I was sitting at home on a blizzardy winter day, reading Our Home and Family by Laura Baxter (copyright 1952), and I came across this section that I simply have to share with you:
"Schoolgirls seldom have the full responsibility of caring for the house. [...] Tasks commonly given to them include the care of their own room, sweeping and brushing, taking care of cupboards and closets, caring for the bathroom, cleaning and polishing the silverware and other metals, keeping tables and desks in order, and washing dishes and utensils. Here is a song for cleaning day that should keep a girl's heart content that she has such jobs to do:
Brown soap can brew a scrubbing froth
Fragrant as orange peel or tar;
It makes a closet or a cloth
As fresh as dogwood blossoms are;
And wax, that amber soft and slow,
Embalms old carving in a glow.
Polish can turn a bowl of brass
Into a bell that beats a gleam,
Can make a silver dish a glass
Of lights like birches in a dream;
While bright as peaches copper blooms
Out of the corners of the rooms.
There could not be a blither work
Than skill with pumice, brush, and soap,
To bring a bright thing from a dark,
To fill the house with lamps of hope.
And so before the morning goes
Put stars among the goblet-rows.
Oh boy. Where do I start on this one?
First of all, what the heck kind of a song is that?! If my mom would have sat me down and said, "Honey, let's learn this fun song!" and then pulled that thing out, I would have laughed (respectfully and politely) in her face. It doesn't make sense, and the rhyme scheme is super funky. Were fifties children far more poetically inclined than our generation of lazy millenials? Because the extent of my clean up music was "Clean up, clean up, everybody do your share" from Barney.
Also, the blurb before the song says that it is supposed to keep a girl's heart content that she has such jobs to do. Umm...really? Let's take a look into little Suzie's 1952 conversation with her mom:
Mom: Suzie dear, would you please polish the silver?
Suzie: Golly gee, Mom, do I gotta?
Mom: You have to do it, Suzie, but good news: you can sing the bat-crap-crazy cleaning song I taught you!
Suzie: Holy moly! What fun! Now my heart is content. Where's the silver?!
Sorry Ms. Baxter, that didn't happen. Ever. Your song is freaky and weird.

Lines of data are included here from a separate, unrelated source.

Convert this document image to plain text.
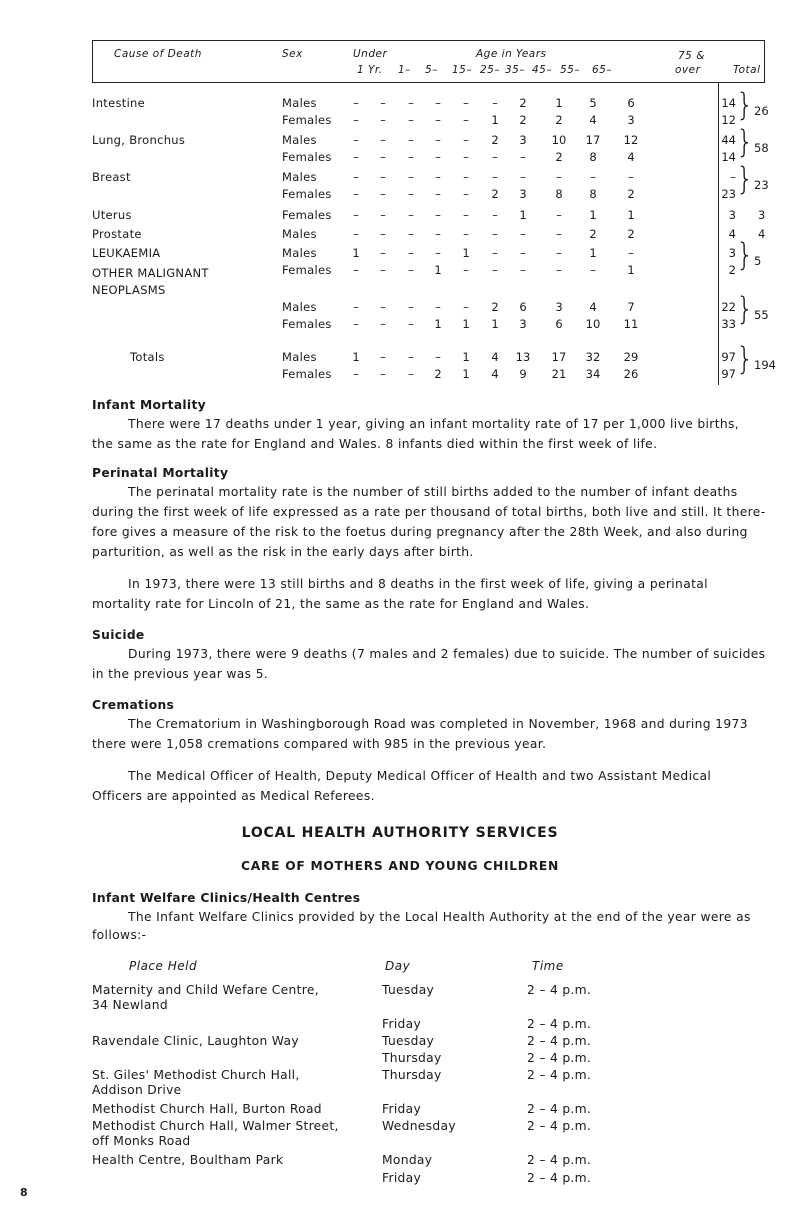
Cause of Death	Sex	Under
1 Yr.
Age in Years	75 &
over	Total
1– 5– 15– 25– 35– 45– 55– 65–
Intestine	Males	–	–	–	–	–	–	2	1	5	6	14
Females	–	–	–	–	–	1	2	2	4	3	12 } 26
Lung, Bronchus	Males	–	–	–	–	–	2	3	10	17	12	44
Females	–	–	–	–	–	–	–	2	8	4	14 } 58
Breast	Males	–	–	–	–	–	–	–	–	–	–	–
Females	–	–	–	–	–	2	3	8	8	2	23 } 23
Uterus	Females	–	–	–	–	–	–	1	–	1	1	3 3
Prostate	Males	–	–	–	–	–	–	–	–	2	2	4 4
LEUKAEMIA	Males	1	–	–	–	1	–	–	–	1	–	3
Females	–	–	–	1	–	–	–	–	–	1	2 } 5
OTHER MALIGNANT
NEOPLASMS
Males	–	–	–	–	–	2	6	3	4	7	22
Females	–	–	–	1	1	1	3	6	10	11	33 } 55
Totals	Males	1	–	–	–	1	4	13	17	32	29	97
Females	–	–	–	2	1	4	9	21	34	26	97 } 194
Infant Mortality
There were 17 deaths under 1 year, giving an infant mortality rate of 17 per 1,000 live births,
the same as the rate for England and Wales. 8 infants died within the first week of life.
Perinatal Mortality
The perinatal mortality rate is the number of still births added to the number of infant deaths
during the first week of life expressed as a rate per thousand of total births, both live and still. It there-
fore gives a measure of the risk to the foetus during pregnancy after the 28th Week, and also during
parturition, as well as the risk in the early days after birth.
In 1973, there were 13 still births and 8 deaths in the first week of life, giving a perinatal
mortality rate for Lincoln of 21, the same as the rate for England and Wales.
Suicide
During 1973, there were 9 deaths (7 males and 2 females) due to suicide. The number of suicides
in the previous year was 5.
Cremations
The Crematorium in Washingborough Road was completed in November, 1968 and during 1973
there were 1,058 cremations compared with 985 in the previous year.
The Medical Officer of Health, Deputy Medical Officer of Health and two Assistant Medical
Officers are appointed as Medical Referees.
LOCAL HEALTH AUTHORITY SERVICES
CARE OF MOTHERS AND YOUNG CHILDREN
Infant Welfare Clinics/Health Centres
The Infant Welfare Clinics provided by the Local Health Authority at the end of the year were as
follows:-
Place Held	Day	Time
Maternity and Child Wefare Centre,
34 Newland
Tuesday	2 – 4 p.m.
Friday	2 – 4 p.m.
Ravendale Clinic, Laughton Way	Tuesday	2 – 4 p.m.
Thursday	2 – 4 p.m.
St. Giles' Methodist Church Hall,
Addison Drive
Thursday	2 – 4 p.m.
Methodist Church Hall, Burton Road	Friday	2 – 4 p.m.
Methodist Church Hall, Walmer Street,
off Monks Road
Wednesday	2 – 4 p.m.
Health Centre, Boultham Park	Monday	2 – 4 p.m.
Friday	2 – 4 p.m.
8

Does anyone else think that this author just wanted to be a poet, but no one would buy her weird poetry so she just inserted it into her textbooks so she could see it in print? Because that's what I think.

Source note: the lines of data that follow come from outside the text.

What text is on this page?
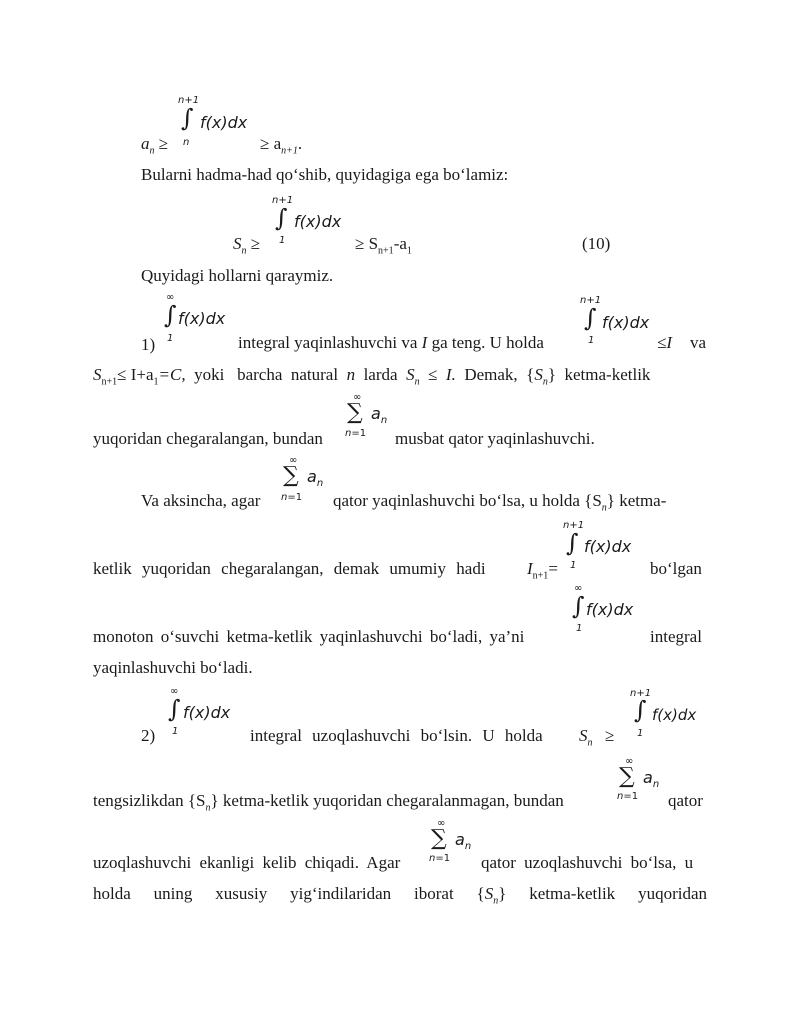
n+1
∫
n
f(x)dx
$a_n$ ≥	≥ $a_{n+1}$.
Bularni hadma-had qo‘shib, quyidagiga ega bo‘lamiz:
n+1
∫
1
f(x)dx
$S_n$ ≥	≥ $S_{n+1}-a_1$	(10)
Quyidagi hollarni qaraymiz.
∞
∫
1
f(x)dx
n+1
∫
1
f(x)dx
1)	integral yaqinlashuvchi va I ga teng. U holda	≤I va
$S_{n+1}\le I+a_1=C$, yoki barcha natural n larda $S_n \le I$. Demak, $\{S_n\}$ ketma-ketlik
∞
∑ $a_n$
n=1
yuqoridan chegaralangan, bundan	musbat qator yaqinlashuvchi.
∞
∑ $a_n$
n=1
Va aksincha, agar	qator yaqinlashuvchi bo‘lsa, u holda $\{S_n\}$ ketma-
n+1
∫
1
f(x)dx
ketlik yuqoridan chegaralangan, demak umumiy hadi $I_{n+1}=$	bo‘lgan
∞
∫
1
f(x)dx
monoton o‘suvchi ketma-ketlik yaqinlashuvchi bo‘ladi, ya’ni	integral
yaqinlashuvchi bo‘ladi.
∞
∫
1
f(x)dx
n+1
∫
1
f(x)dx
2)	integral uzoqlashuvchi bo‘lsin. U holda $S_n$ ≥
∞
∑ $a_n$
n=1
tengsizlikdan $\{S_n\}$ ketma-ketlik yuqoridan chegaralanmagan, bundan	qator
∞
∑ $a_n$
n=1
uzoqlashuvchi ekanligi kelib chiqadi. Agar	qator uzoqlashuvchi bo‘lsa, u
holda uning xususiy yig‘indilaridan iborat $\{S_n\}$ ketma-ketlik yuqoridan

I'm trying to follow the advice in these books, so I tried singing while cleaning today. I actually tried singing that specific song (I tried to come up with a melody, but that got pretty boring so I ended up rapping it instead. I bet that's not what Laura Baxter was going for). I actually got less cleaning done because I couldn't figure out the dumb song. Elvis looked at me like I was nuts, and he was probably right. I decided to give up on the dishes and come write this entry. So really...the cleaning song completely backfired. I'm going to try again with the Barney version and see if I do better.